The Logo Factory Archives

An interesting read on registering a trademark and a look back at registering our own.

Seen on the tubes – a very concise article on how to register a trademark. Written by the good folks at Trademark Express, this is sorta the article that I’d like to think I’d write if I ever got around to doing so.

Registering The Logo Factory trademark.

Reminds me of the time that we got around to registering our trademark back in 2000. Since using The Logo Factory moniker since as early as 1993 (see history here) figured it would be a snap. No such luck. When our legal beagles submitted the paperwork to the feds, the original application was rejected because (in their not-so-humble opinion), we were conflicting with another company (truth to tell, it wasn’t even close, though the basic concept was, to be charitable, similar). Turns out their earliest claimed use was 1997, so in a legal show-down we’d probably have won out and been awarded the ‘Circle-R’ (which is what the entire exercise is about) due to our provable first use. Of couse, any legal show-down involves untold cost, hassle and even though we believed we could have prevailed, there’s always the chance that the courts would rule against us.

Registering The Logo Factory trademark.

In order to avoid all this nonsense, our lawyers approached the other entity with a summation that went thusly –

1) the logo, marks and names aren’t similar enough to worry about confusing anyone,
2) in a legal battle we’d probably win (at least, that was the opinion of our TM team) because of prior usage and
3) such battle was going to be an expensive aggravation for everyone.

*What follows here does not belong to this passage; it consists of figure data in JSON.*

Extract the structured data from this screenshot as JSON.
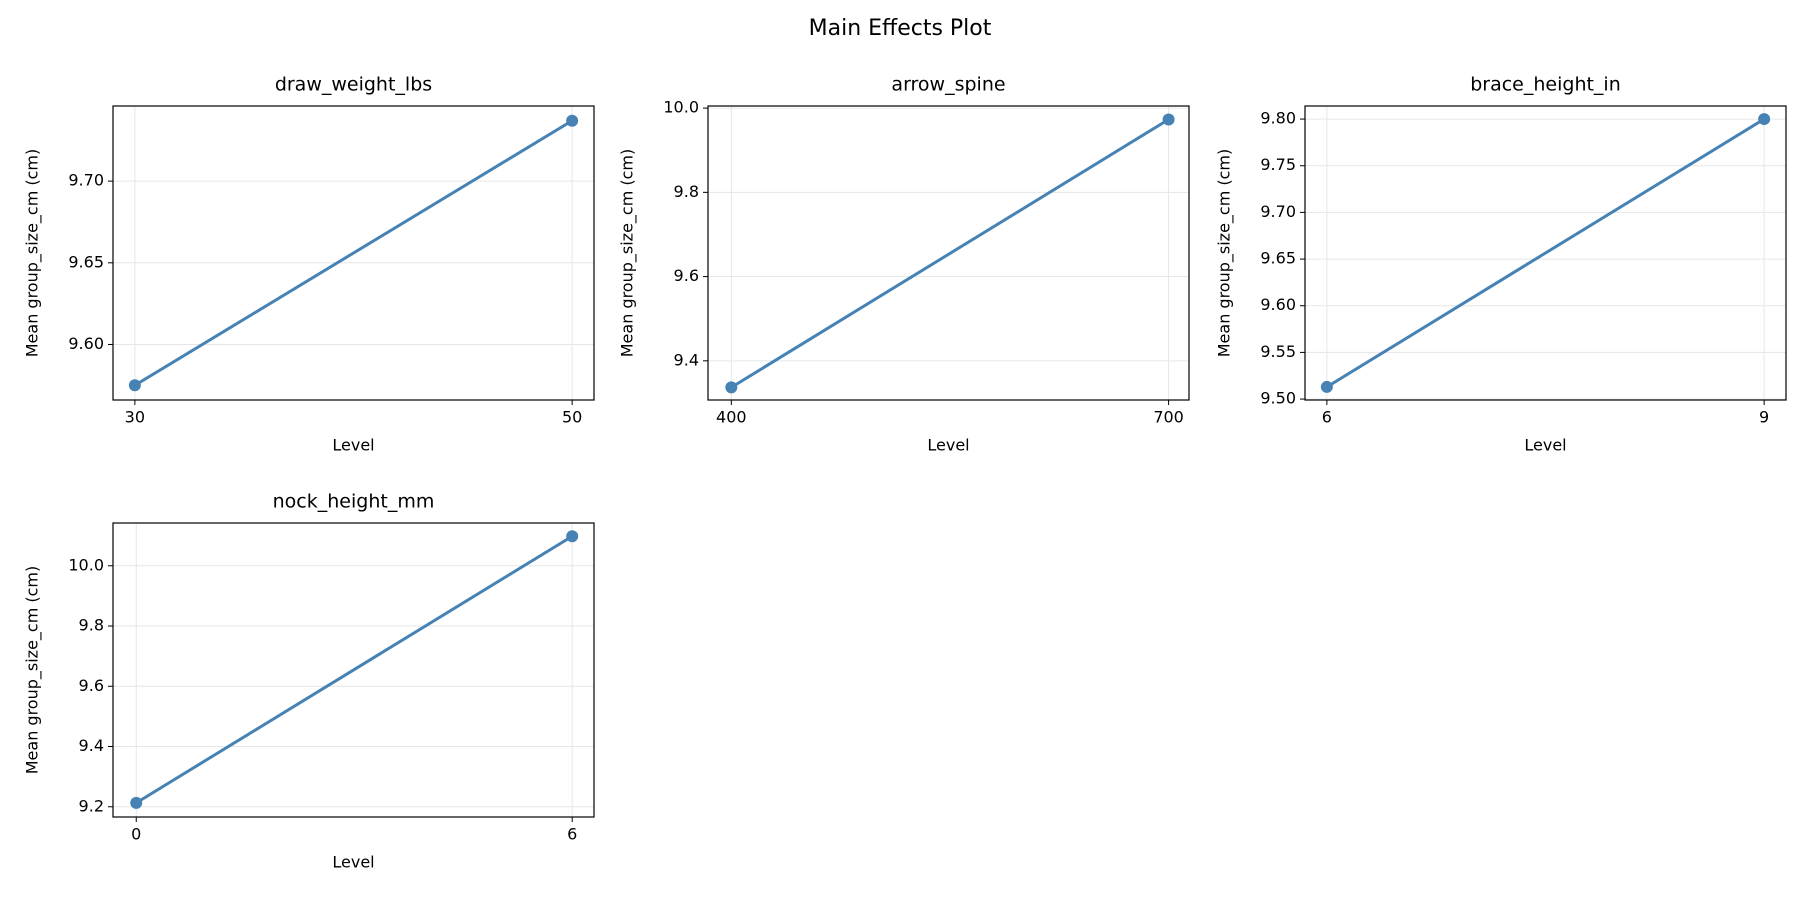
{
  "title": "Main Effects Plot",
  "chart_data": [
    {
      "type": "line",
      "title": "draw_weight_lbs",
      "xlabel": "Level",
      "ylabel": "Mean group_size_cm (cm)",
      "x": [
        30,
        50
      ],
      "values": [
        9.575,
        9.737
      ],
      "color": "#4682b4",
      "marker": true,
      "grid": true,
      "xlim": [
        29,
        51
      ],
      "xticks": [
        30,
        50
      ],
      "ylim": [
        9.566,
        9.746
      ],
      "yticks": [
        {
          "value": 9.6,
          "label": "9.60"
        },
        {
          "value": 9.65,
          "label": "9.65"
        },
        {
          "value": 9.7,
          "label": "9.70"
        }
      ]
    },
    {
      "type": "line",
      "title": "arrow_spine",
      "xlabel": "Level",
      "ylabel": "Mean group_size_cm (cm)",
      "x": [
        400,
        700
      ],
      "values": [
        9.337,
        9.973
      ],
      "color": "#4682b4",
      "marker": true,
      "grid": true,
      "xlim": [
        384,
        714
      ],
      "xticks": [
        400,
        700
      ],
      "ylim": [
        9.307,
        10.005
      ],
      "yticks": [
        9.4,
        9.6,
        9.8,
        {
          "value": 10.0,
          "label": "10.0"
        }
      ]
    },
    {
      "type": "line",
      "title": "brace_height_in",
      "xlabel": "Level",
      "ylabel": "Mean group_size_cm (cm)",
      "x": [
        6,
        9
      ],
      "values": [
        9.513,
        9.8
      ],
      "color": "#4682b4",
      "marker": true,
      "grid": true,
      "xlim": [
        5.85,
        9.15
      ],
      "xticks": [
        6,
        9
      ],
      "ylim": [
        9.499,
        9.814
      ],
      "yticks": [
        {
          "value": 9.5,
          "label": "9.50"
        },
        {
          "value": 9.55,
          "label": "9.55"
        },
        {
          "value": 9.6,
          "label": "9.60"
        },
        {
          "value": 9.65,
          "label": "9.65"
        },
        {
          "value": 9.7,
          "label": "9.70"
        },
        {
          "value": 9.75,
          "label": "9.75"
        },
        {
          "value": 9.8,
          "label": "9.80"
        }
      ]
    },
    {
      "type": "line",
      "title": "nock_height_mm",
      "xlabel": "Level",
      "ylabel": "Mean group_size_cm (cm)",
      "x": [
        0,
        6
      ],
      "values": [
        9.213,
        10.098
      ],
      "color": "#4682b4",
      "marker": true,
      "grid": true,
      "xlim": [
        -0.32,
        6.3
      ],
      "xticks": [
        0,
        6
      ],
      "ylim": [
        9.166,
        10.142
      ],
      "yticks": [
        9.2,
        9.4,
        9.6,
        9.8,
        {
          "value": 10.0,
          "label": "10.0"
        }
      ]
    }
  ]
}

We offered an alternative – an agreement that stated that we’d agree to coexist peacefully, and not attempt to sue the pants off each other over conflicting marks if The Logo Factory mark was approved. This agreement was signed off, we submitted updated registration papers (with our agreements attached) and the mark was approved as an honest-to-goodness TM. Not sure why more companies don’t take the conciliatory approach before duking it out in front of a judge – less expense, less headache and makes the world a nicer place to boot.